Was war der Auslöser für den Vorfall?
- mutmaßlicher Sabotageakt mit möglicher Spionagebeteiligung
- hochexplosive Präparierung der Drohne mit Semtex und PETN
- technischer Defekt am Zünder, wodurch eine Detonation verhindert wurde
- gezielte Umgehung der Abwehrsysteme des Flughafens
- Verfügbarkeit vertraulicher Details über die Leipziger Sicherheitsarchitektur bei den Tätern
Wie hat die Öffentlichkeit oder Politik reagiert?

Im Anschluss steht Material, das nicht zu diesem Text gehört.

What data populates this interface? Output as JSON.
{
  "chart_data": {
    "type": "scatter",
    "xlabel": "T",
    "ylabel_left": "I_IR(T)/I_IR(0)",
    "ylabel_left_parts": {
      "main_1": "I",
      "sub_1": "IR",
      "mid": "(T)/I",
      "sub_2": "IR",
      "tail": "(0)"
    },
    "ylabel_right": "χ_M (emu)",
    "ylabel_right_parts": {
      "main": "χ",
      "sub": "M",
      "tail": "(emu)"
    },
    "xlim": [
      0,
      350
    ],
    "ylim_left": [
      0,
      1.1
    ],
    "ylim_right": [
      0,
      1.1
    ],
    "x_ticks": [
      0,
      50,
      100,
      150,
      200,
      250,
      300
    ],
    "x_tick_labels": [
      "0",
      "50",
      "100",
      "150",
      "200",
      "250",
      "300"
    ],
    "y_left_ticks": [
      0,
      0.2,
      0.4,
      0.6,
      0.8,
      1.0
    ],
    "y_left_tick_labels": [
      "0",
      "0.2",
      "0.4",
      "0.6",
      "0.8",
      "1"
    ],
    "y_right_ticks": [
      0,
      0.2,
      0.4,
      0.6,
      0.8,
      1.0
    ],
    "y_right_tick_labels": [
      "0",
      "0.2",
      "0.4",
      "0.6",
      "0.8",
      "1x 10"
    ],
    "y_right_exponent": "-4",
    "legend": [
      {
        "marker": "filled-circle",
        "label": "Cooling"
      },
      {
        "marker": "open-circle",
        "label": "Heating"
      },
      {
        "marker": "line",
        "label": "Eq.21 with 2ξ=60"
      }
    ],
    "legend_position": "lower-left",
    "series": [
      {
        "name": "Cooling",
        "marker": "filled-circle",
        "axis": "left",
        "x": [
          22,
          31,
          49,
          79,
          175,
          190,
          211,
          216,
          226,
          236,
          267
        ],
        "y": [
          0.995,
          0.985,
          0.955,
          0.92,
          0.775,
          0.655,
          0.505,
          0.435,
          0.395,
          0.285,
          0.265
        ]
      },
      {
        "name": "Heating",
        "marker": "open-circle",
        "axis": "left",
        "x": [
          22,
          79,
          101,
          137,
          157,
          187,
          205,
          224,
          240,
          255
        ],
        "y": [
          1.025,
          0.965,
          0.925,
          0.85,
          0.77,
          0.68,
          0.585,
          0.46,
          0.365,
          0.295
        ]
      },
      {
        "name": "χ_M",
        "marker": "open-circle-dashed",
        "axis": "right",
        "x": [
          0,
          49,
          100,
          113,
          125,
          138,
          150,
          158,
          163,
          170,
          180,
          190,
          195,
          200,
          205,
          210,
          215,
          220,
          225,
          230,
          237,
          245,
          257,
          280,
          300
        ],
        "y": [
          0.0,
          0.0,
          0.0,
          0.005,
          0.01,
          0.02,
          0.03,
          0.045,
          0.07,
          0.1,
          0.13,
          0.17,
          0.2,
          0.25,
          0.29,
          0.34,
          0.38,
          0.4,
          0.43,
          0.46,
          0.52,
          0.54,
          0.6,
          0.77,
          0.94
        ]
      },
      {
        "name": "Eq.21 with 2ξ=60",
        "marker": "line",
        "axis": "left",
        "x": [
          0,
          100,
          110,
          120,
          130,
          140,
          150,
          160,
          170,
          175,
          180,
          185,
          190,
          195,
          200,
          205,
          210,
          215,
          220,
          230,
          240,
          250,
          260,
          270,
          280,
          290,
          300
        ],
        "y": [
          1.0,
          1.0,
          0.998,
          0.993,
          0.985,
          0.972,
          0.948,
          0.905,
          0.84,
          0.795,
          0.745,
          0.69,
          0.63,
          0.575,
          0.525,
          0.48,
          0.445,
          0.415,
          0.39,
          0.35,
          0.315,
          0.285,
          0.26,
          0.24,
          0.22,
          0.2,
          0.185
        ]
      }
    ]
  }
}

- Sicherheitsbehörden prüfen Ermittlungen wegen mutmaßlichen Sabotageakts unter möglicher Spionagebeteiligung
- Bundesinnenminister Alexander Dobrindt plant Ende August eine internationale Krisenkonferenz von EU-Innenministern in Flensburg
- Dobrindt lädt osteuropäische EU-Staaten und Ostsee-Anrainerstaaten zu einem Sondergipfel in die Marineschule Mürwik ein
- Ziel ist die Koordinierung einer gemeinsamen Verteidigungsstrategie gegen unbemannte Flugsysteme sowie die Stärkung des Schutzes kritischer Infrastruktur
- Berichtet wird zudem über den Verdacht, dass den Tätern vertrauliche Details zur Leipziger Sicherheitsarchitektur vorlagen und Hinweise auf mögliche Spionage bestehen
Welche Konsequenzen werden genannt?
- Ermittlungen wegen eines mutmaßlichen Sabotageakts unter möglicher Spionagebeteiligung
- Anpassung der Sicherheitslage durch internationale Abstimmung der EU-Innenminister
- Anberaumung einer internationalen Krisenkonferenz von EU-Innenministern in Flensburg Ende August
- Verdacht auf mögliche Spionage aufgrund fehlender Erfassung durch die Sensorik des Flughafens und vermuteter Vertraulichkeit der Sicherheitsarchitektur
- Einladung zu einem Sondergipfel in Schleswig-Holstein Ende August
- Koordinierung einer gemeinsamen Verteidigungsstrategie gegen unbemannte Flugsysteme
- Stärkung des Schutzes kritischer Infrastruktur durch gemeinsame Maßnahmen und Abstimmung zwischen beteiligten Staaten
Gibt es bereits eine Stellungnahme?
Ja. Alexander Dobrindt (CSU) wird als Reaktion auf die veränderte Sicherheitslage genannt (u. a. Anberaumung einer Krisenkonferenz von EU-Innenministern).